Some of you might remember that I had been playing on a flag football team this spring with some men from my church. Well the season is over and I wanted to share with you some realizations I had while playing. This is going to be a shorter post, so without further ado…
1. Competitive Drive Doesn’t Equate to Aggressive Behavior
From the very first game, we saw the best and the worst in the other teams. Every team was very driven to win, but it was usually the team with the cooler heads that prevailed. One team stood in the parking lot screaming at each other for a full hour after their game ended. Needless to say, they didn’t do very well until they started putting their egos aside later in the season.
2. People Will Remember Your Behavior on the Field
While our team was in it to win it (I won’t divulge our actual win/loss ratio), we also used the opportunity as an outreach to others. We played by the rules, kept arguments to a minimum, and invited the other team to pray with us after every game. The end result? Everyone respected us. The referees commended us as a breath of fresh air. An opposing QB said we were the classiest team on the field. Other teams began to make sure we were going to pray with them after the games. Small, deliberate actions do add up.

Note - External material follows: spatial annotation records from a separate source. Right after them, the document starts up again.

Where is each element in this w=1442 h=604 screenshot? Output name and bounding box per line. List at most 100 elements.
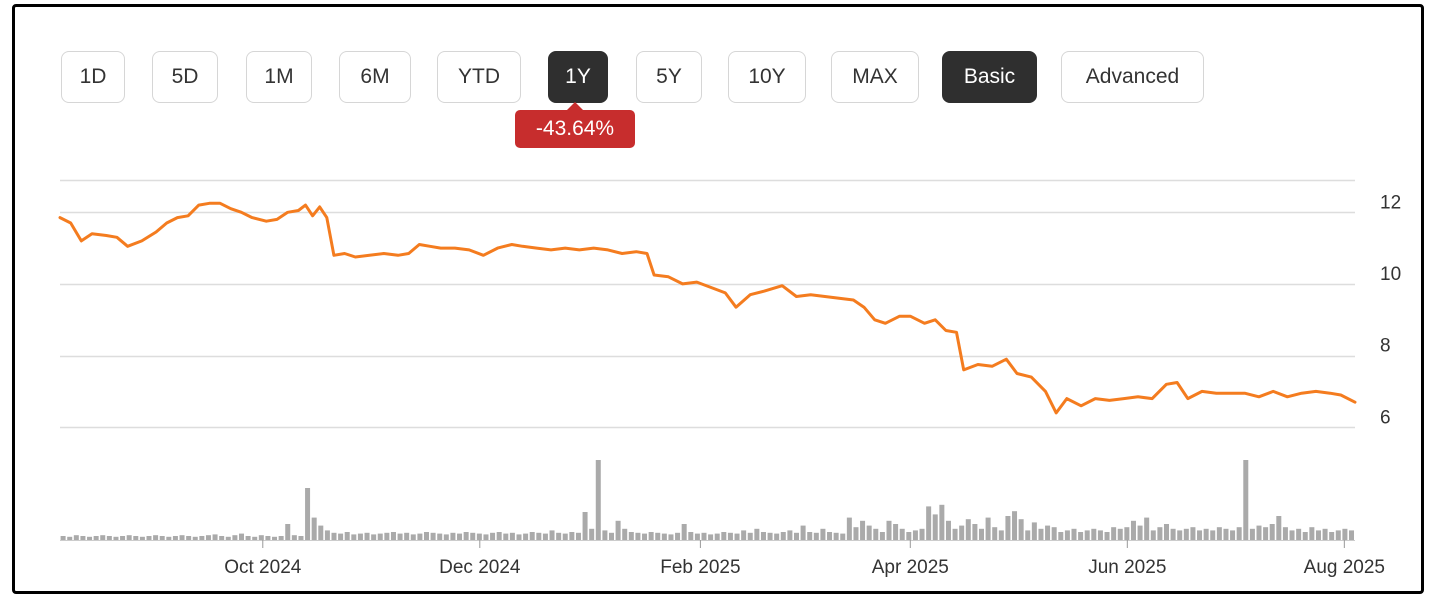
volume-bar bbox=[146, 536, 152, 540]
y-tick-label: 8 bbox=[1380, 336, 1391, 357]
range-10y-button[interactable]: 10Y bbox=[728, 51, 806, 103]
volume-bar bbox=[410, 534, 416, 540]
volume-bar bbox=[139, 536, 145, 540]
volume-bar bbox=[642, 533, 648, 540]
volume-bar bbox=[60, 536, 66, 540]
volume-bar bbox=[972, 524, 978, 540]
volume-bar bbox=[985, 517, 991, 540]
volume-bar bbox=[1124, 527, 1130, 540]
volume-bar bbox=[80, 536, 86, 540]
volume-bar bbox=[529, 532, 535, 540]
basic-view-button[interactable]: Basic bbox=[942, 51, 1037, 103]
chart-card: 1D 5D 1M 6M YTD 1Y 5Y 10Y MAX Basic Adva… bbox=[12, 4, 1424, 594]
volume-bar bbox=[1137, 525, 1143, 540]
volume-bar bbox=[344, 532, 350, 540]
volume-bar bbox=[278, 536, 284, 540]
volume-bar bbox=[1064, 530, 1070, 540]
volume-bar bbox=[1078, 532, 1084, 540]
volume-bar bbox=[272, 536, 278, 540]
grid-lines bbox=[60, 179, 1355, 541]
volume-bar bbox=[1289, 530, 1295, 540]
y-tick-label: 10 bbox=[1380, 264, 1401, 285]
volume-bar bbox=[1144, 517, 1150, 540]
volume-bar bbox=[523, 533, 529, 540]
volume-bar bbox=[893, 524, 899, 540]
volume-bar bbox=[978, 528, 984, 540]
advanced-view-button[interactable]: Advanced bbox=[1061, 51, 1204, 103]
volume-bar bbox=[945, 520, 951, 540]
change-percent-badge: -43.64% bbox=[515, 102, 635, 148]
volume-bar bbox=[423, 532, 429, 540]
volume-bar bbox=[787, 530, 793, 540]
volume-bar bbox=[483, 534, 489, 540]
volume-bar bbox=[1177, 530, 1183, 540]
volume-bar bbox=[1157, 527, 1163, 540]
volume-bar bbox=[1276, 516, 1282, 540]
volume-bar bbox=[793, 532, 799, 540]
volume-bar bbox=[549, 530, 555, 540]
volume-bar bbox=[688, 532, 694, 540]
volume-bar bbox=[1216, 527, 1222, 540]
range-selector: 1D 5D 1M 6M YTD 1Y 5Y 10Y MAX Basic Adva… bbox=[15, 51, 1421, 105]
volume-bar bbox=[186, 536, 192, 540]
volume-bar bbox=[820, 528, 826, 540]
volume-bar bbox=[238, 533, 244, 540]
volume-bar bbox=[404, 532, 410, 540]
range-1y-button[interactable]: 1Y bbox=[548, 51, 608, 103]
volume-bar bbox=[1322, 528, 1328, 540]
volume-bar bbox=[1243, 460, 1249, 540]
volume-bar bbox=[265, 536, 271, 540]
volume-bar bbox=[562, 533, 568, 540]
x-tick-label: Feb 2025 bbox=[660, 557, 740, 578]
volume-bar bbox=[939, 504, 945, 540]
volume-bar bbox=[648, 532, 654, 540]
volume-bar bbox=[390, 532, 396, 540]
volume-bar bbox=[1117, 528, 1123, 540]
volume-bar bbox=[582, 512, 588, 540]
volume-bar bbox=[126, 535, 132, 540]
volume-bar bbox=[1203, 528, 1209, 540]
volume-bar bbox=[205, 535, 211, 540]
y-tick-label: 12 bbox=[1380, 192, 1401, 213]
volume-bar bbox=[245, 536, 251, 540]
range-5d-button[interactable]: 5D bbox=[152, 51, 218, 103]
x-tick-label: Jun 2025 bbox=[1088, 557, 1166, 578]
volume-bar bbox=[364, 532, 370, 540]
range-1m-button[interactable]: 1M bbox=[246, 51, 312, 103]
volume-bar bbox=[73, 535, 79, 540]
volume-bar bbox=[1309, 527, 1315, 540]
volume-bar bbox=[734, 533, 740, 540]
volume-bar bbox=[846, 517, 852, 540]
range-ytd-button[interactable]: YTD bbox=[437, 51, 521, 103]
range-max-button[interactable]: MAX bbox=[831, 51, 919, 103]
volume-bar bbox=[628, 532, 634, 540]
volume-bar bbox=[450, 532, 456, 540]
volume-bar bbox=[443, 534, 449, 540]
volume-bar bbox=[661, 533, 667, 540]
volume-bar bbox=[1025, 530, 1031, 540]
volume-bar bbox=[919, 528, 925, 540]
volume-bar bbox=[225, 536, 231, 540]
volume-bar bbox=[496, 532, 502, 540]
volume-bar bbox=[780, 532, 786, 540]
volume-bar bbox=[1012, 511, 1018, 540]
volume-bar bbox=[291, 535, 297, 540]
volume-bar bbox=[166, 536, 172, 540]
volume-bar bbox=[800, 525, 806, 540]
volume-bars bbox=[60, 460, 1354, 540]
range-6m-button[interactable]: 6M bbox=[339, 51, 411, 103]
price-series bbox=[58, 201, 1357, 415]
volume-bar bbox=[721, 532, 727, 540]
volume-bar bbox=[1249, 528, 1255, 540]
range-5y-button[interactable]: 5Y bbox=[636, 51, 702, 103]
volume-bar bbox=[1084, 530, 1090, 540]
volume-bar bbox=[668, 534, 674, 540]
volume-bar bbox=[503, 533, 509, 540]
volume-bar bbox=[1197, 530, 1203, 540]
volume-bar bbox=[681, 524, 687, 540]
volume-bar bbox=[1051, 527, 1057, 540]
volume-bar bbox=[179, 535, 185, 540]
volume-bar bbox=[833, 532, 839, 540]
range-1d-button[interactable]: 1D bbox=[61, 51, 125, 103]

3. It’s Easy to Get Lost in Your Animal Instincts
My final position had me rushing the opposing QB pretty frequently. Whenever it was my turn to rush, I felt a surge of primal energy. Sounds from the sidelines began to fade. My body was taut, ready to lunge forward at the snap of the football. The primal instinct to chase would get so strong that tactics often got left behind (chasing the QB so they run to their weak side, not leaving an opening for them to run the ball ,etc). The only thing on my mind was the chase. Other times I would be chasing a receiver down the field at breakneck speed, leaving me gasping for air. It’s an empowering feeling to be chasing after someone as fast as you can. I can now understand why dogs chase cars. Next season, I will need to temper this instinct…just a little.
4. You’re Only as Good as Your Weakest Link
I’ll admit I’m not very accustomed to team sports. I’m used to athletic endeavors where the only person I rely on is myself. Participating as a part of a team can be stressful and frustrating. There were a few times when I was on the sidelines wringing my hands as the offense threw a Hail Mary down the field or felt a twinge of annoyance because they made a play that I didn’t agree with. On the flip side, whenever I messed up, I felt like I let the team down. Sometimes the defense was on fire and the offense was cold. Other times it was the reverse. Playing on a team is an exercise in patience because there will be a time when you’re the weakest link.

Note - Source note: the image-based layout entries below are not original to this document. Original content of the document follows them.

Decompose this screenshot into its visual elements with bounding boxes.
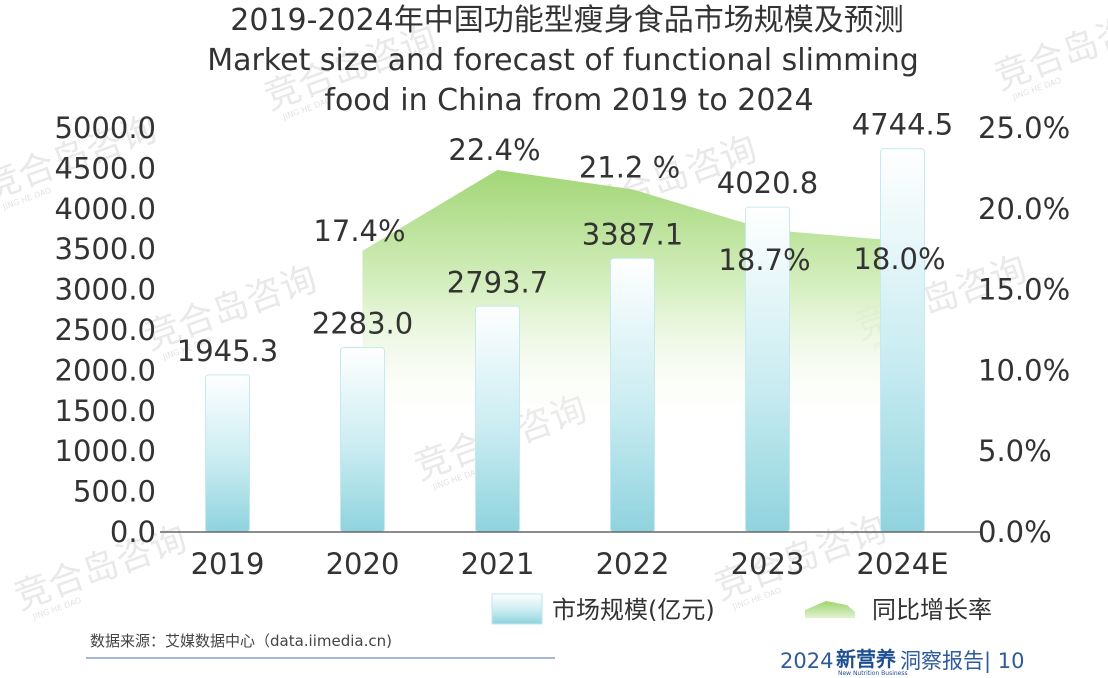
y-right-tick-label: 10.0% — [978, 353, 1070, 387]
y-left-tick-label: 500.0 — [73, 475, 156, 509]
watermark-text: 竞合岛咨询 — [9, 518, 192, 618]
legend-swatch-market-size — [491, 593, 543, 625]
bar-2019 — [205, 374, 250, 533]
legend: 市场规模(亿元) 同比增长率 — [491, 593, 992, 625]
y-right-tick-label: 5.0% — [978, 434, 1052, 468]
bar-value-label: 4020.8 — [717, 166, 818, 200]
source-note: 数据来源：艾媒数据中心（data.iimedia.cn) — [90, 632, 392, 650]
bar-2024E — [880, 148, 925, 533]
chart-subtitle-line-2: food in China from 2019 to 2024 — [324, 83, 813, 118]
bar-value-label: 3387.1 — [582, 217, 683, 251]
growth-rate-label: 18.0% — [853, 242, 945, 276]
growth-rate-label: 18.7% — [718, 243, 810, 277]
y-left-tick-label: 4000.0 — [55, 192, 156, 226]
y-right-tick-label: 25.0% — [978, 111, 1070, 145]
axis-layer: 0.0 500.0 1000.0 1500.0 2000.0 2500.0 3000.0 35… — [55, 111, 1071, 581]
bar-value-label: 2793.7 — [447, 265, 548, 299]
y-right-tick-label: 20.0% — [978, 192, 1070, 226]
y-left-tick-label: 5000.0 — [55, 111, 156, 145]
legend-label-growth-rate: 同比增长率 — [872, 596, 992, 624]
x-tick-label-2020: 2020 — [326, 547, 400, 581]
growth-rate-label: 22.4% — [448, 133, 540, 167]
bar-value-label: 1945.3 — [177, 334, 278, 368]
x-tick-label-2019: 2019 — [191, 547, 265, 581]
y-left-tick-label: 4500.0 — [55, 151, 156, 185]
legend-label-market-size: 市场规模(亿元) — [552, 596, 715, 624]
footer: 2024 新营养 New Nutrition Business 洞察报告| 10 — [780, 647, 1024, 677]
bar-2020 — [340, 347, 385, 533]
growth-rate-label: 21.2 % — [579, 150, 680, 184]
chart-subtitle-line-1: Market size and forecast of functional s… — [207, 43, 919, 78]
label-layer: 1945.3 2283.0 2793.7 3387.1 4020.8 4744.5 17.4… — [177, 108, 953, 368]
x-tick-label-2021: 2021 — [461, 547, 535, 581]
x-tick-label-2023: 2023 — [731, 547, 805, 581]
bar-2021 — [475, 305, 520, 533]
y-left-tick-label: 2000.0 — [55, 353, 156, 387]
y-left-tick-label: 1500.0 — [55, 394, 156, 428]
legend-swatch-growth-rate — [805, 601, 855, 618]
x-tick-label-2022: 2022 — [596, 547, 670, 581]
growth-rate-label: 17.4% — [313, 214, 405, 248]
y-left-tick-label: 3000.0 — [55, 273, 156, 307]
bar-2022 — [610, 257, 655, 533]
y-right-tick-label: 0.0% — [978, 515, 1052, 549]
footer-brand-sub: New Nutrition Business — [838, 670, 908, 677]
y-right-tick-label: 15.0% — [978, 273, 1070, 307]
footer-brand: 新营养 — [836, 647, 896, 671]
x-tick-label-2024E: 2024E — [856, 547, 948, 581]
bar-value-label: 2283.0 — [312, 307, 413, 341]
footer-year: 2024 — [780, 649, 833, 673]
footer-report-title: 洞察报告| 10 — [900, 649, 1024, 674]
y-left-tick-label: 1000.0 — [55, 434, 156, 468]
y-left-tick-label: 0.0 — [110, 515, 156, 549]
bar-layer — [205, 148, 925, 533]
chart-title: 2019-2024年中国功能型瘦身食品市场规模及预测 — [230, 3, 904, 38]
y-left-tick-label: 3500.0 — [55, 232, 156, 266]
bar-value-label: 4744.5 — [852, 108, 953, 142]
y-left-tick-label: 2500.0 — [55, 313, 156, 347]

5. Experience Isn’t Always Required
I came into this season completely green having never played on a football team my entire life. That being said, I went to as many practices as I could before the season started, listened to instruction from the more experienced players, and stayed as adaptable as I could. I played many different positions over the season before settling on defense as one of the rushers. Just because you are bad in one position doesn’t mean you will be bad in another. If you’re new, be sure to hop around and try a few completely different positions.
If you’re like me, the thought of playing a team sport probably sounds a little daunting. I urge you to give it a shot if given the opportunity. I had a lot of fun, got some fresh air and exercise, bonded with fellow men, and set an example of sportsmanship. All in all, a good season.